И понемногу они разболтались. Пушкин и оживился и повеселел. Еще вчера от нечего делать они стали считаться свойством. Свойство это было очень простое: родная сестра ее Лиза, у которой все лето гостил и уехал оттуда прямо в Дерпт, к брату, второй ее сын Мишенька Осипов, была замужем за Яковом Исаковичем Ганнибалом, двоюродным дядею Пушкина. Но Александру, видимо, хотелось рассеяться, и он принялся, как и вчера, приплетать от себя кучу всяких побочных имен, путаясь в них, конечно, нарочно, но все же отчасти как бы всерьез. Потом перешли опять на Кишинев, как Екатерина Хрнстофоровна Крупенская (у которой и жила девочка Софианос), когда сама воспитывалась в Смольном, уверяла, что происходит из славного царского рода Комненов. Оба они болтали, смеялись, как если бы вовсе и не было никаких тягостных осложнений, и сама Прасковья Александровна забыла и думать о каком-либо собственном вечере и о закате…

Ненастье прошло. Сегодняшний день был тихий и солнечный, ровный. Одно из окон было даже отворено, и оттуда глядел просторный уже по-осеннему, весь облетевший сад. Пушкин на этом северном фоне был особенно ярок. Казалось, что знойное лето и юг, хотя и прикровенно, но оттого, может быть, особенно жарко и полно, дышали сквозь его смуглую кожу. Прасковье Александровне удалось-таки его разговорить! Но когда он принялся вспоминать, как, бывало, надоедали плацинды и каймаки у всех других кишиневских друзей и какой зато у Крупенских подавался хороший русский обед, в ней пробудилась хозяйка:

— А опенки в сметане вы любите?

— Да, отчего ж…

— Я с ними послала телегу и две большие корзины. Хотите, пойдемте навстречу?

Но в ту же минуту на террасе раздались, вперебивку со смехом, молодые девичьи голоса, и тотчас же вбежала Евпраксия.

— Мамочка, мама! Пушкин!.. Как же мы хорошо нагулялись! — И она закружилась но комнате, раздувая легкую юбку.

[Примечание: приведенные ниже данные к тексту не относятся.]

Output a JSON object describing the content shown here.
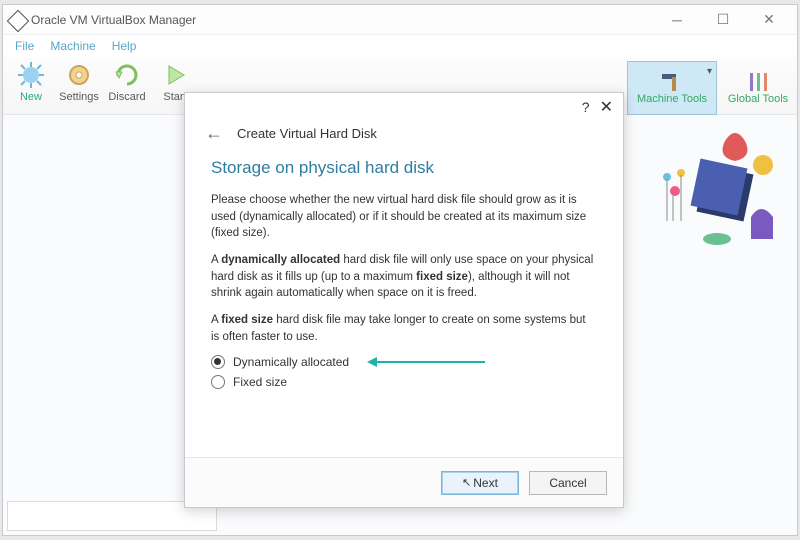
{
  "window": {
    "title": "Oracle VM VirtualBox Manager"
  },
  "menu": {
    "file": "File",
    "machine": "Machine",
    "help": "Help"
  },
  "toolbar": {
    "new": "New",
    "settings": "Settings",
    "discard": "Discard",
    "start": "Start",
    "machine_tools": "Machine Tools",
    "global_tools": "Global Tools"
  },
  "dialog": {
    "title": "Create Virtual Hard Disk",
    "heading": "Storage on physical hard disk",
    "para1": "Please choose whether the new virtual hard disk file should grow as it is used (dynamically allocated) or if it should be created at its maximum size (fixed size).",
    "para2_a": "A ",
    "para2_b": "dynamically allocated",
    "para2_c": " hard disk file will only use space on your physical hard disk as it fills up (up to a maximum ",
    "para2_d": "fixed size",
    "para2_e": "), although it will not shrink again automatically when space on it is freed.",
    "para3_a": "A ",
    "para3_b": "fixed size",
    "para3_c": " hard disk file may take longer to create on some systems but is often faster to use.",
    "radio_dynamic": "Dynamically allocated",
    "radio_fixed": "Fixed size",
    "selected": "dynamic",
    "next": "Next",
    "cancel": "Cancel"
  }
}
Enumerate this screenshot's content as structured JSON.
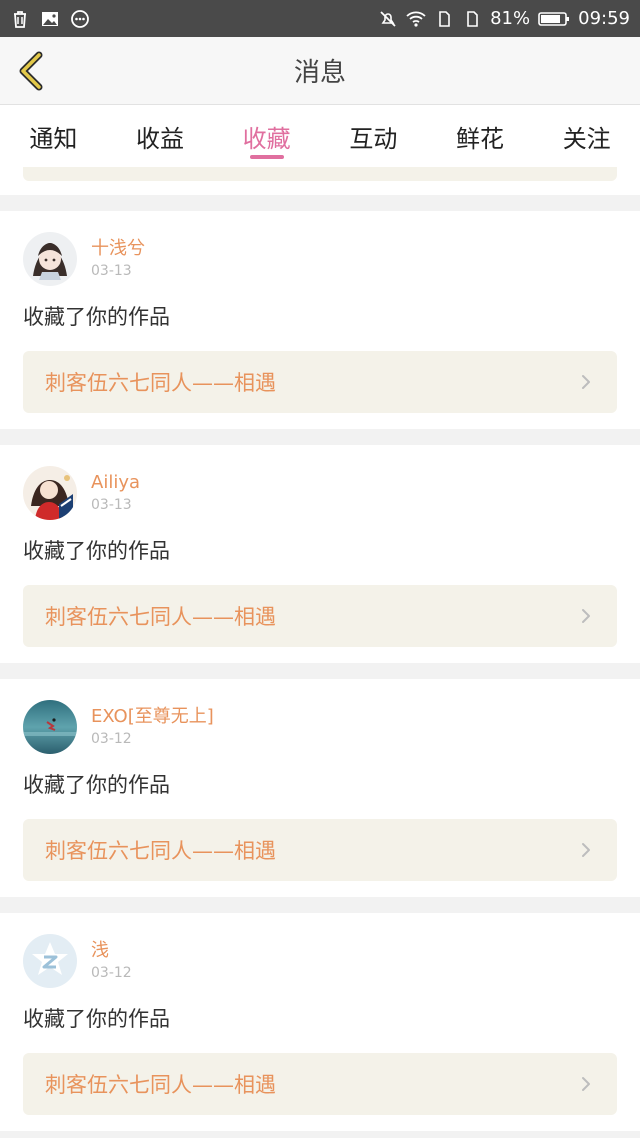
{
  "status_bar": {
    "battery": "81%",
    "time": "09:59",
    "left_icons": [
      "trash-icon",
      "image-icon",
      "more-circle-icon"
    ],
    "right_icons": [
      "mute-icon",
      "wifi-icon",
      "sim1-icon",
      "sim2-icon",
      "battery-icon"
    ]
  },
  "header": {
    "title": "消息",
    "back_icon": "chevron-left-icon"
  },
  "tabs": [
    {
      "label": "通知",
      "active": false
    },
    {
      "label": "收益",
      "active": false
    },
    {
      "label": "收藏",
      "active": true
    },
    {
      "label": "互动",
      "active": false
    },
    {
      "label": "鲜花",
      "active": false
    },
    {
      "label": "关注",
      "active": false
    }
  ],
  "colors": {
    "accent_pink": "#e06f9f",
    "username_orange": "#e8935c",
    "link_bg": "#f4f2e9",
    "date_gray": "#b9b9b9"
  },
  "messages": [
    {
      "username": "十浅兮",
      "date": "03-13",
      "action": "收藏了你的作品",
      "work_title": "刺客伍六七同人——相遇"
    },
    {
      "username": "Ailiya",
      "date": "03-13",
      "action": "收藏了你的作品",
      "work_title": "刺客伍六七同人——相遇"
    },
    {
      "username": "EXO[至尊无上]",
      "date": "03-12",
      "action": "收藏了你的作品",
      "work_title": "刺客伍六七同人——相遇"
    },
    {
      "username": "浅",
      "date": "03-12",
      "action": "收藏了你的作品",
      "work_title": "刺客伍六七同人——相遇"
    }
  ]
}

Девушки все раскраснелись, они были веселы: рады, что много грибов и что сразу напали на Пушкина. Анна прямо к нему подошла и, минуя мать, протянула небольшой букетик последних осенних цветов; тут были тощеньких два василька, живокость, тмин, белая кашка и горстка ромашек.

— Это для вас.

У нее были тихие дни. Романа никакого пока не выходило, но она была счастлива и как-то спокойна, что Пушкин у них и спит под одной с ними кровлей. Мать подобрала недовольно губу. Лицо ее стало суровей, но в эту минуту внезапно она, чуть побледнев, стала красивой по-настоящему. Пушкин внимательно на нее поглядел, но от дочери принял цветы.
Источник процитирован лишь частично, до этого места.